5. Total comprehensive income during the current quarter amounted to a loss of SAR 21.3 million compared to loss of SAR 33.6 million for the same quarter of last year, representing a decrease of SAR 12.3 million, and compared to a loss of SAR 34.9 million for the previous quarter, representing a decrease of SAR 13.4 million.
6. Losses per share amounted to SAR (0.35) during the current period, compared to losses per share of SAR (0.40) for the same period last year.
7. Total shareholders’ equity (net of minority interest) during the current period amounted to SAR 935.1 million compared to SAR 966.9 million for the same period last year representing a decreased of SAR 31.8 million or 3.3%.
8. Total accumulated deficit at the end of the current quarter was SAR (267.7) million representing 23.2% of the share capital.
Accumulated losses reaching above 20% of share capital:
On April 19th, 2018, Saudi Arabian Amiantit Co. announced that its accumulated losses have reached the 20% threshold set for listed joint-stock companies in Saudi Arabia. The total accumulated losses reached 269,313 million as of 31 March, 2018, which represents 23.32% of the share capital.
The main reasons for the accumulated losses reaching this regulatory limit relate to, the continuation of the decline or the slowdown in the infrastructure projects in the Kingdom during the last two years 2016 and 2017. In addition, the company incurred significant costs related to the restructuring of one of its associates in Europe after the merger of its pipeline operations and technology with a European partner (Hobas) and the establishment of a new joint venture, of which the group holds 50% equity share.

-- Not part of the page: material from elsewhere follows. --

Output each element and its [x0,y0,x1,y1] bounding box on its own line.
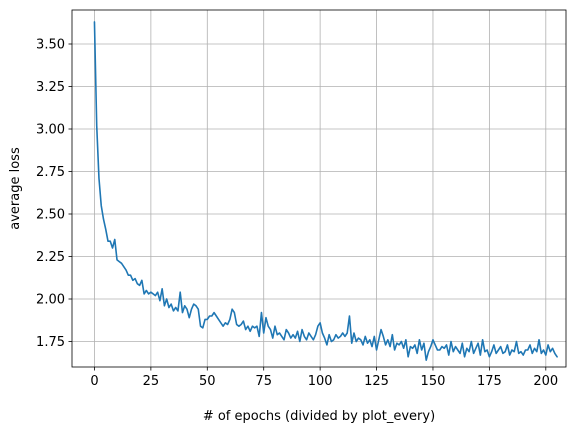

Management is currently working to activate its plans to reduce the accumulated losses through some initiatives since 2016 to date, by reducing administrative and operational costs, restructuring of the group loans, increase efficiency of production through the development of methods for the optimal use of industrial materials and equipment, and administrative & organizational procedures changes expected to improve the business. In addition, the company announces that it will implement and comply with the rules and regulations related to companies listed in the Kingdom, whose accumulated losses reached 20% or more of share capital
Adoption of IFRS 9:

As prescribed by International Financial Reporting Standards (IFRS), the group have commenced the adoption of IFRS 9 requirements for the determination of the required loss provision for its financial assets and liabilities. As a result of this adoption, the group determined the need to increase the accounts receivable provision for bad debt by SAR 10.6 million. This increase in the provision was necessary in light of the requirements set by IFRS 9 to reflect anticipated future credit losses for receivables balances. This adjustment of the receivable provision is reflected on the beginning balance of retained earnings as of January 1, 2018.